Old street signs in the city of Oxford

The oldest surviving street signs of Oxford are easy to identify, as almost all of them have hyphens (with BLUE-BOAR-STREET having two). The sixteen signs below were photographed by David Ludlow in 2004 and probably date from the 1840s to the 1860s.

Street names

St Giles's Terrace

The apostrophe is not used in QUEENS-LANE, and in order to fit had to be turned sideways in ST. GILES’S-TERRACE (right)

Why apostrophes in street names are not recommended today

That street sign for St Giles's Terrace on the Woodstock Road was removed in 2011/12. It can still be seen on Google StreetView in earlier years, for instance here in 2009.

The images above include an old street sign with a hyphen at each end of Broad Street, but the second one has been repositioned on a stone fence pillar outside the Clarendon Building and had to be cut in half to fit, with the hyphen blackened out. This sign was probably originally sited around the corner on what today is considered to be the north end of Catte Street, as until the twentieth century Broad Street stretched southwards as far as New College Lane.
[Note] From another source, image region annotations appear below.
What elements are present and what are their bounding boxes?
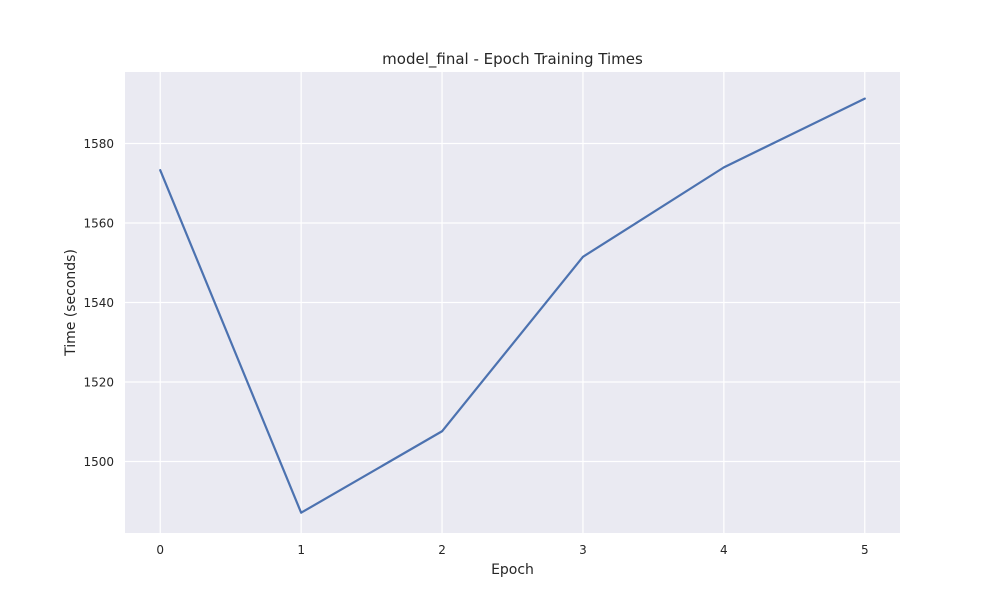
series-line bbox=[159, 97, 866, 514]
y-tick-label: 1540 bbox=[83, 296, 114, 310]
x-tick-label: 1 bbox=[297, 543, 305, 557]
y-tick-label: 1500 bbox=[83, 455, 114, 469]
x-axis-label: Epoch bbox=[491, 562, 534, 578]
x-tick-label: 0 bbox=[156, 543, 164, 557]
x-tick-label: 4 bbox=[720, 543, 728, 557]
series-layer bbox=[159, 97, 866, 514]
x-tick-label: 2 bbox=[438, 543, 446, 557]
y-gridlines bbox=[125, 142, 900, 463]
chart-title: model_final - Epoch Training Times bbox=[382, 50, 643, 69]
x-tick-labels: 0 1 2 3 4 5 bbox=[156, 543, 868, 557]
x-tick-label: 3 bbox=[579, 543, 587, 557]
y-tick-label: 1520 bbox=[83, 375, 114, 389]
y-tick-label: 1560 bbox=[83, 217, 114, 231]
y-tick-label: 1580 bbox=[83, 137, 114, 151]
y-axis-label: Time (seconds) bbox=[63, 249, 79, 357]
y-tick-labels: 1500 1520 1540 1560 1580 bbox=[83, 137, 114, 469]
x-tick-label: 5 bbox=[861, 543, 869, 557]
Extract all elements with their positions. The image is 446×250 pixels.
Hyphenated Oxford street names in print

The hyphen in street names was also used in handwriting and print. This extract from Jackson's Oxford Journal of 13 September 1890 gives three examples: “Holywell-street”, “Broad-street”, and “South Parks-road”:

Jackson's Oxford Journal of 13  September 1890: Short extract showing three hyphenated street names

The convention of using hyphens in print continued well into the twentieth century in some publications.

Two adjacent old street signs in Oxford

The name “Walton Street“ was only introduced in about 1855, so its sign in the photograph below probably dates from that time. The sign for “Worcester Place” may be older, as that street name did not change:

Walton Street and Worcester Place street sign

Hyphenated street signs in Oxford that have been lost

Although these nineteenth-century street signs were obviously built to last, most of them have disappeared, often because the buildings to which they were attached were demolished or refaced.
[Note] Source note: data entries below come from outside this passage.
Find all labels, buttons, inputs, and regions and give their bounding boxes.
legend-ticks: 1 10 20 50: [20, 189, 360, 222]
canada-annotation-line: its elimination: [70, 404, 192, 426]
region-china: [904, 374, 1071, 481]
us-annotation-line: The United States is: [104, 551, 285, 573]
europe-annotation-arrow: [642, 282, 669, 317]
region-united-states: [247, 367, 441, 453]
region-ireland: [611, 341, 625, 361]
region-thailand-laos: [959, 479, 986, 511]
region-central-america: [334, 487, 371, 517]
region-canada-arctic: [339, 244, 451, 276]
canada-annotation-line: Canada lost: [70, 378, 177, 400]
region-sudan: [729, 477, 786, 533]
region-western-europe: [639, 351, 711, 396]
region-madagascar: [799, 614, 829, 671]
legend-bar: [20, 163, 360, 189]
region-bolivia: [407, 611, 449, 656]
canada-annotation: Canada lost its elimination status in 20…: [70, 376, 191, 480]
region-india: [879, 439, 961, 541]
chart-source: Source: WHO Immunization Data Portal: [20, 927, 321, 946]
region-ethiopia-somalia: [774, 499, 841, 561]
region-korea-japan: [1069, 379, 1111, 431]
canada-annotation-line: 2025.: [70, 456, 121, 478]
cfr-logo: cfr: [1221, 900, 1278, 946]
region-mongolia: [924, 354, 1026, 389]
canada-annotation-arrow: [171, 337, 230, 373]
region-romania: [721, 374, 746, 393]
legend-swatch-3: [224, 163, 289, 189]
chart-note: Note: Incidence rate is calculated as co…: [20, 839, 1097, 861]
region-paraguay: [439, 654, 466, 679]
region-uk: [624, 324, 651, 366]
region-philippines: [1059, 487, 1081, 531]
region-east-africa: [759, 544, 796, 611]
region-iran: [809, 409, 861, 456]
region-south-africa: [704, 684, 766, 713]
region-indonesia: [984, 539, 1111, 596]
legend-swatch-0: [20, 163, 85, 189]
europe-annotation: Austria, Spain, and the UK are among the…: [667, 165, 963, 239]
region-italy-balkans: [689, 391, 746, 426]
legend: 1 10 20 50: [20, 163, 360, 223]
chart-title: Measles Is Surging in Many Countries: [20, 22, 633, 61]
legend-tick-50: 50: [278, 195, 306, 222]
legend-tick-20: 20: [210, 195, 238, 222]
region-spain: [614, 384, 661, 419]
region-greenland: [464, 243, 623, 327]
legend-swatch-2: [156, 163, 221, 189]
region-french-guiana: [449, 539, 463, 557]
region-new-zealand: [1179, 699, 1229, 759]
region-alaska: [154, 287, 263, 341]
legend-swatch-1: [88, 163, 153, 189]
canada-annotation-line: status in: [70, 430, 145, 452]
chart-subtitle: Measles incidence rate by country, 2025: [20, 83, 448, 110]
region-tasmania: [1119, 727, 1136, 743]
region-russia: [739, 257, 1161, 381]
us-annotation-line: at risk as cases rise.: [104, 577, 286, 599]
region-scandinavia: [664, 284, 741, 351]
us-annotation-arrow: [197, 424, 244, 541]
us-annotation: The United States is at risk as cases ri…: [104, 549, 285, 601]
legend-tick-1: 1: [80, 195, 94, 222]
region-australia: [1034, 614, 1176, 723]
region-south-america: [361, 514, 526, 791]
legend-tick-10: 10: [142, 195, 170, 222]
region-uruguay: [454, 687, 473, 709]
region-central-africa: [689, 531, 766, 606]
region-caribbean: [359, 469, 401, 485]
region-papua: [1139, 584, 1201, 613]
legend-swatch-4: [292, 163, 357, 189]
Brasenose Lane and Turl Street

The above postcard below shows two old hyphenated street-signs (BRASENOSE-LANE and MARKET-STREET) that no longer exist:

Rectory Road

Later street signs

The style of sign shown on the right was used during the mid-twentieth century, and this one can be more precisely dated than that as Rectory Road was only given that name in 1959.

Street-signs are now usually mounted on concrete legs on the pavement like this rather than on buildings, so that is a useful clue to their age.

In the late twentieth century Oxford City Council started to put its new stylized logo of an ox crossing a ford on the left-hand side of all street signs.